Tumorspezialisten haben Grund zur Empörung. Ein vernünftiges Krebsregistergesetz, das Auskunft über Häufigkeit und Heilung eines Krebsleidens gibt, will nicht zustande kommen. Nach der Vereinigung von West- und Ostdeutschland wurde das von allen Fachleuten ob seiner Vollständigkeit bewunderte DDR-Krebsregister aufgelöst und den Epidemiologen ein gesamtdeutsches Register versprochen, damit Deutschland auf dem Gebiet der Krankheitsursachenforschung nicht länger als Entwicklungsland angesehen wird. Jetzt droht die Gesetzesvorlage im Bundesrat zu scheitern. Die Politiker wollen von den Ärzten verlangen, nur jene Krebskranken in das anonyme Register aufzunehmen, die sich schriftlich dazu bereit erklärt haben. Und daran könnte die Brauchbarkeit dieses Gesetzes scheitern, weil Ärzte oft die Aufklärungsarbeit oder die lästigen Mitteilungen an ein Zentralregister scheuen.
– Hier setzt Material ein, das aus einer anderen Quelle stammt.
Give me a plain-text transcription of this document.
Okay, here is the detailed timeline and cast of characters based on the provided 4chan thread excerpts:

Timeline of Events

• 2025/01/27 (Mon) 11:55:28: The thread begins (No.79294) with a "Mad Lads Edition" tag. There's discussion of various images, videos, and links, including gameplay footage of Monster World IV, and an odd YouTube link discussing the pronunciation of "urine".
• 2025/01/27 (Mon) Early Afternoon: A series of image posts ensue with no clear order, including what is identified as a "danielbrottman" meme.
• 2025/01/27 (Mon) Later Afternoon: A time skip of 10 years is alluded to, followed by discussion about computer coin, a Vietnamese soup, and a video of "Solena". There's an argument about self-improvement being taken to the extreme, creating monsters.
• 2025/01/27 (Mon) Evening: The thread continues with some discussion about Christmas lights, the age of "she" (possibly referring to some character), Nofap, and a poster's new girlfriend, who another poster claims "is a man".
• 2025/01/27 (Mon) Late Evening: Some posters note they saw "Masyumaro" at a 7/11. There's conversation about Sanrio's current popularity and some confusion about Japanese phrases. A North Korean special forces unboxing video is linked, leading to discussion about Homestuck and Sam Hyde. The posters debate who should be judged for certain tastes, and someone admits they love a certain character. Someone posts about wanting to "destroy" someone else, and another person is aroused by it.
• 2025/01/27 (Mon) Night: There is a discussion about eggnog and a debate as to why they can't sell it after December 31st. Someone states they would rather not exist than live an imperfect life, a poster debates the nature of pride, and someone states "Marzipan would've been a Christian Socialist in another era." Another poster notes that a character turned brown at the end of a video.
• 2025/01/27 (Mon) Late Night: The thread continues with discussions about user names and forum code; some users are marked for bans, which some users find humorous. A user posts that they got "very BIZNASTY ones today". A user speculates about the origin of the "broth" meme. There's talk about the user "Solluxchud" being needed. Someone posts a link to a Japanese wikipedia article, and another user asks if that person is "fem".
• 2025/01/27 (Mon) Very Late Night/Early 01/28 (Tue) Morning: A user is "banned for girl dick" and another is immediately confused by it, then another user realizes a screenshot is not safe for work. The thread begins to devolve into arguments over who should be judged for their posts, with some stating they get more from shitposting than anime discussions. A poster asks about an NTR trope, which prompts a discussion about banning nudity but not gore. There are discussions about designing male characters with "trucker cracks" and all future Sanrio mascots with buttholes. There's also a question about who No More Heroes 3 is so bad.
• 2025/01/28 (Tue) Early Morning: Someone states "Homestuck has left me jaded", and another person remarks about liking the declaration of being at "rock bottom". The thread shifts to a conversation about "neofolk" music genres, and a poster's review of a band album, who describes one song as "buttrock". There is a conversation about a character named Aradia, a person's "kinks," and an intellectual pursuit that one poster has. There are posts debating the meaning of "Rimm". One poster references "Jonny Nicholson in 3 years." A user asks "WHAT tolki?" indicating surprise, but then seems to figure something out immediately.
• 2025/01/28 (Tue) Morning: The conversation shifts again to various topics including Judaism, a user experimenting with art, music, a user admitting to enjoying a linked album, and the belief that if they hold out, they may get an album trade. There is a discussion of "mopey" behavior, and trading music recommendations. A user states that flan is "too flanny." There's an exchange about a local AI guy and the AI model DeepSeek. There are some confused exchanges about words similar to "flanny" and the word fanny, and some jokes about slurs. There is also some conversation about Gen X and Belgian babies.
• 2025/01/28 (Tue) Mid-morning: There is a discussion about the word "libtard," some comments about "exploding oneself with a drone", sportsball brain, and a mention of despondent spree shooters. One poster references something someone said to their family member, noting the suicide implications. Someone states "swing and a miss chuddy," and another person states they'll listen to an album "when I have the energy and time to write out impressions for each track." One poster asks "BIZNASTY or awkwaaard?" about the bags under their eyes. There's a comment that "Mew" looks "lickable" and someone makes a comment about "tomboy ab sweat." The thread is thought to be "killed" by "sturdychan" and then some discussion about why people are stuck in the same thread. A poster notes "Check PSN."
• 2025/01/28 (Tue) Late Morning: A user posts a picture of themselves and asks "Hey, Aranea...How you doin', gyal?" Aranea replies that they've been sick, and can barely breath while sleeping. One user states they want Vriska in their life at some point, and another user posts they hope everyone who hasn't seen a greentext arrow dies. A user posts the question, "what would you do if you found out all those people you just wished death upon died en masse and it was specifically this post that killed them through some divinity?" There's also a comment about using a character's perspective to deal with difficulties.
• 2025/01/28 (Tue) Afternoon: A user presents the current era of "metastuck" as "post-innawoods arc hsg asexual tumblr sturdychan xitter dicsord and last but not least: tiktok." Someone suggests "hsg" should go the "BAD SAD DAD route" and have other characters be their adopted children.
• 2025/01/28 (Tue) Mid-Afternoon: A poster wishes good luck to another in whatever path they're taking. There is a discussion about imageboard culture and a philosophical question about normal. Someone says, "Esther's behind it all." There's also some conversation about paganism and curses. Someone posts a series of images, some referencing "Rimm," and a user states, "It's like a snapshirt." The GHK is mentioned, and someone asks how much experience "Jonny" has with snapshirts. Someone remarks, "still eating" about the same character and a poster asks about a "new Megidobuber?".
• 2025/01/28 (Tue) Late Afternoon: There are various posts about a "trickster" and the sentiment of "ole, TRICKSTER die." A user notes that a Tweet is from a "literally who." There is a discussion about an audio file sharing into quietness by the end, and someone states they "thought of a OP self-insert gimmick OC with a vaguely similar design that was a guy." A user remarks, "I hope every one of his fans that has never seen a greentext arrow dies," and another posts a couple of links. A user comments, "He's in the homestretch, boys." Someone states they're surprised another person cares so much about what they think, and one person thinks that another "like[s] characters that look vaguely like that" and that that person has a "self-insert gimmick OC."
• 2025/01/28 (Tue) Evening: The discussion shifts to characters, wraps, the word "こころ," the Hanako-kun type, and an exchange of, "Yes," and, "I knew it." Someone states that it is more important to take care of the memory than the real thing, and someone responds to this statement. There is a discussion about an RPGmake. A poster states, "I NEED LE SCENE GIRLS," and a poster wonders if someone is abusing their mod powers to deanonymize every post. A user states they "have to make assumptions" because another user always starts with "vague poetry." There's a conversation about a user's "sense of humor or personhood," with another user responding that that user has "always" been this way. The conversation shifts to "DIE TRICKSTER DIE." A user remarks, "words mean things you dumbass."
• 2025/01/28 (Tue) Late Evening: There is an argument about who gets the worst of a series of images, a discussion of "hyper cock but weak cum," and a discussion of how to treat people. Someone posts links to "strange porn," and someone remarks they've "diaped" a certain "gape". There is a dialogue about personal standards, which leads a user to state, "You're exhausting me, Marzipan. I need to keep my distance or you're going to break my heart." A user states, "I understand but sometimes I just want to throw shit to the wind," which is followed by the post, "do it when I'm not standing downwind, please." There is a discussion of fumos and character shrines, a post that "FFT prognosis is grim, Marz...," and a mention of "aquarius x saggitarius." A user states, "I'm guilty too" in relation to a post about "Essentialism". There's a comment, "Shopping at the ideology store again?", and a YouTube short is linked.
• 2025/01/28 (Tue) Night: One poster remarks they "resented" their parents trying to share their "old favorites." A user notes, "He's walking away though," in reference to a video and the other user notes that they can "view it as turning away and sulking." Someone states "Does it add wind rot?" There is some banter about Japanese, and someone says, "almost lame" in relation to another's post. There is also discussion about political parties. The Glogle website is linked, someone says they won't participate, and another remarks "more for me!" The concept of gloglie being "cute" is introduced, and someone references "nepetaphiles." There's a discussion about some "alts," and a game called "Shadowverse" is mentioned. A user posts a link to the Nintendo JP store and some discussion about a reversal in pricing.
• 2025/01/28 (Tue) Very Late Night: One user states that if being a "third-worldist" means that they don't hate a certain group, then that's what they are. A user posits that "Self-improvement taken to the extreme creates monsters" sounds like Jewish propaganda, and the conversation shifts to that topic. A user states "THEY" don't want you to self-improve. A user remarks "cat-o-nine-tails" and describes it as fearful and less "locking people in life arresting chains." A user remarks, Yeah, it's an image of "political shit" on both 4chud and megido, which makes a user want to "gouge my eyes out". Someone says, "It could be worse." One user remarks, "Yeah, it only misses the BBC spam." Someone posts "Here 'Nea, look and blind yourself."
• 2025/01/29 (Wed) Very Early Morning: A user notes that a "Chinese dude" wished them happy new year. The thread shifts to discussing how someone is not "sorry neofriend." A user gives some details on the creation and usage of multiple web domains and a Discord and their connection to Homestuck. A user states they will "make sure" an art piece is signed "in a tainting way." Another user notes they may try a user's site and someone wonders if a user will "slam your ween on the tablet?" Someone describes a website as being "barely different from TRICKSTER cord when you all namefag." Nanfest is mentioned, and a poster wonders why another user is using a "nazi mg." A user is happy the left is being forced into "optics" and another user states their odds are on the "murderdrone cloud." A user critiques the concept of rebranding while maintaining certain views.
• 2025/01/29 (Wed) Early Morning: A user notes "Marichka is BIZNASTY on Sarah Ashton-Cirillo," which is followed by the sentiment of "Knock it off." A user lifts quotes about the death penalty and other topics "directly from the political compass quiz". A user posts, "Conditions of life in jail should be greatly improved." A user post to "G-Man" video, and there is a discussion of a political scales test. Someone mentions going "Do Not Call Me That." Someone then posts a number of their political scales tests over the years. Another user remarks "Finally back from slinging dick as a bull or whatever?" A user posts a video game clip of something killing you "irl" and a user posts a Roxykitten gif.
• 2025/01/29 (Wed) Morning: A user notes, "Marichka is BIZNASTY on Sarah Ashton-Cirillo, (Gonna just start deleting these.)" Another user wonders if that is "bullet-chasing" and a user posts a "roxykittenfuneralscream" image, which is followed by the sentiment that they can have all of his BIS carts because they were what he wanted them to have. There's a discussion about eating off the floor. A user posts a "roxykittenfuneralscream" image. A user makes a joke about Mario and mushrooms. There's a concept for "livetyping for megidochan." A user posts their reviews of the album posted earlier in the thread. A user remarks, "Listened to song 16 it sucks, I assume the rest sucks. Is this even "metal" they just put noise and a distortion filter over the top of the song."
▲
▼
Da wird in Deutschland gerne der Datenschutz vorgeschoben, obwohl der durch die Gesetzesvorlage keineswegs gefährdet ist.

Der gewisse Unterschied

Bei Skeletten von Dinosauriern gibt ein kleiner Knochen Auskunft über das Geschlecht: Die männlichen Urviecher besitzen nahe der Schwanzwurzel einen relativ großen Wirbelfortsatz. Hier setzten wohl die Muskeln der Geschlechtsorgane an. Dino-Damen hingegen haben dort einen erheblich kleineren Fortsatz, der einigen Abstand zur Schwanzwurzel läßt. Durch diese Lücke glitten die Sauriereier (National Geographie Magazine, Band 135, Heft 6, Geographica).